Anxiety isn’t harmless, even if the object of the anxiety is. It is even a classic concept. We have always dealt with it though for the most part surprisingly poorly. In the Bible, Job laments, “Alas for that which I have greatly feared has come upon me.” His faith was being tested for that very reason. Fear is the opposite of faith at least in essence. Faith is trusting something you imagine to be true. In theory, true faith is whatever rhyme or reason you ascribe to the universe. It runs counter to fear and are mutually exclusive.

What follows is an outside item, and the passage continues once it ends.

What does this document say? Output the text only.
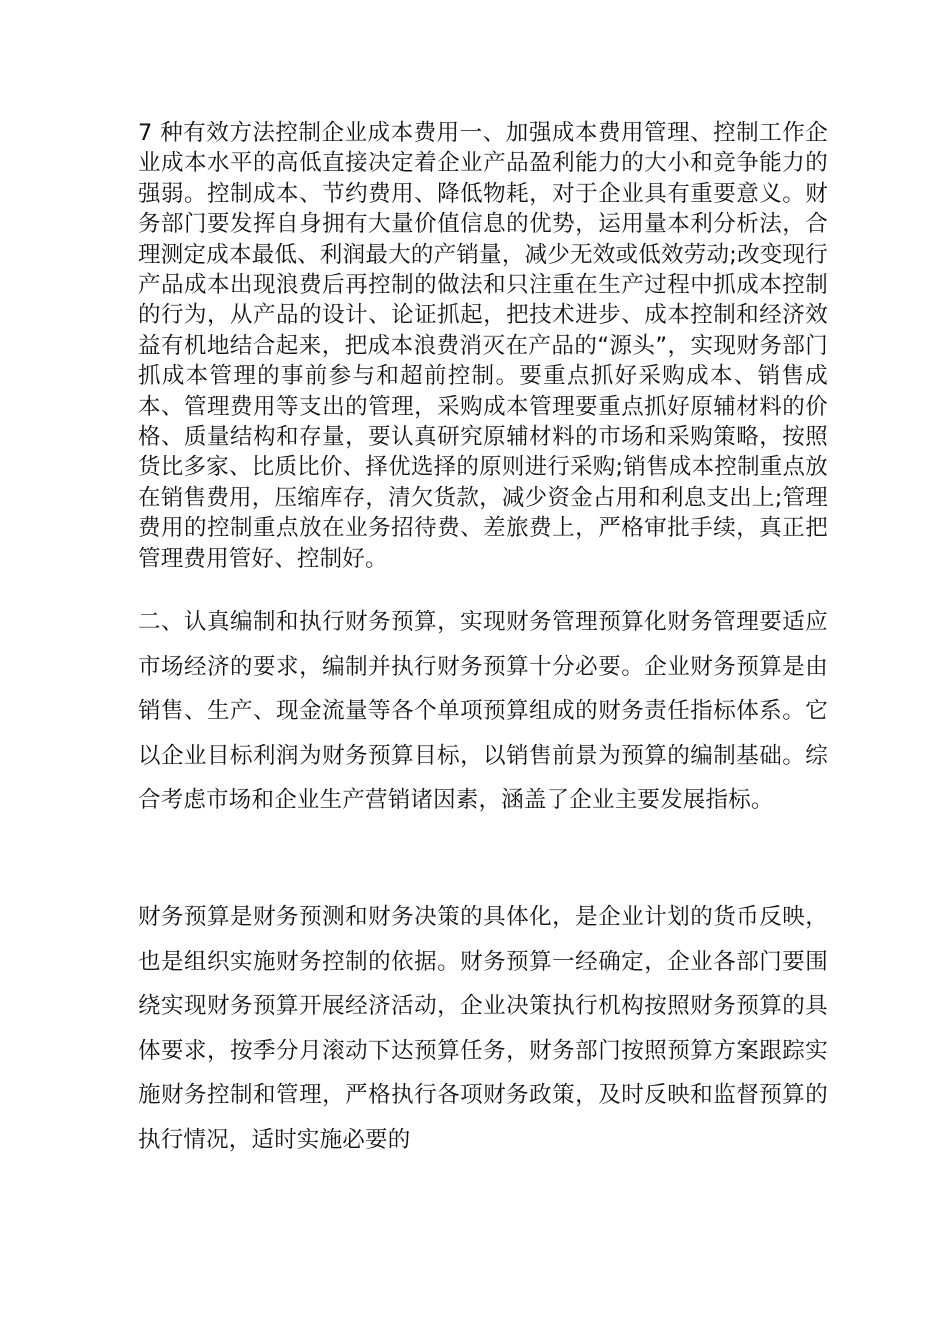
7 种有效方法控制企业成本费用一、加强成本费用管理、控制工作企业成本水平的高低直接决定着企业产品盈利能力的大小和竞争能力的强弱。控制成本、节约费用、降低物耗，对于企业具有重要意义。财务部门要发挥自身拥有大量价值信息的优势，运用量本利分析法，合理测定成本最低、利润最大的产销量，减少无效或低效劳动;改变现行产品成本出现浪费后再控制的做法和只注重在生产过程中抓成本控制的行为，从产品的设计、论证抓起，把技术进步、成本控制和经济效益有机地结合起来，把成本浪费消灭在产品的“源头”，实现财务部门抓成本管理的事前参与和超前控制。要重点抓好采购成本、销售成本、管理费用等支出的管理，采购成本管理要重点抓好原辅材料的价格、质量结构和存量，要认真研究原辅材料的市场和采购策略，按照货比多家、比质比价、择优选择的原则进行采购;销售成本控制重点放在销售费用，压缩库存，清欠货款，减少资金占用和利息支出上;管理费用的控制重点放在业务招待费、差旅费上，严格审批手续，真正把管理费用管好、控制好。

二、认真编制和执行财务预算，实现财务管理预算化财务管理要适应市场经济的要求，编制并执行财务预算十分必要。企业财务预算是由销售、生产、现金流量等各个单项预算组成的财务责任指标体系。它以企业目标利润为财务预算目标，以销售前景为预算的编制基础。综合考虑市场和企业生产营销诸因素，涵盖了企业主要发展指标。

财务预算是财务预测和财务决策的具体化，是企业计划的货币反映，也是组织实施财务控制的依据。财务预算一经确定，企业各部门要围绕实现财务预算开展经济活动，企业决策执行机构按照财务预算的具体要求，按季分月滚动下达预算任务，财务部门按照预算方案跟踪实施财务控制和管理，严格执行各项财务政策，及时反映和监督预算的执行情况，适时实施必要的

Any meaning you see in life is imagination. This doesn’t make it not true, but when it comes down to the wire, often our imagined paradigm proves inconsistent and thus we revert to less constructive faiths. The tricky thing is that many faiths impart a doctrine of fear, and thus the capacity for faith creates anxiety as much as the capacity for reason and planning can. “I’m a sinner. I hate myself.” These are truths that do not set one free. So they loose their faith and gravitate toward what they really have faith in. What they have been shown is very real; intoxication, social isolation, misanthropic behaviour that has very real practical consequences. The media bombards us with anxiety and we have faith in it. All praise CNN? Our sponsor, who art in charge, commerce be thy name.
Well pardon, but I don’t subscribe to commercially canned opinions. But thus we have to talk people down from the markets collapsing. Yet any end is a beginning, so what is to fear in ending? There are no voids to get lost in. Life is a long string of doors. I think we get nervous because that’s all we find. We are taught to look for confining opinions, leaders, identities to link to. We aren’t taught to be free. You aren’t you. You are your parents child, or your mates partner. We get very anxious when we don’t have those bonds.
Faith in the unknown whilst bombarded with factoids? Well actually, faith in the unknown would be very good, and nobody has it. We can thank science for that. They “know” everything supposedly.
Your thoughts are welcome. Be well friends.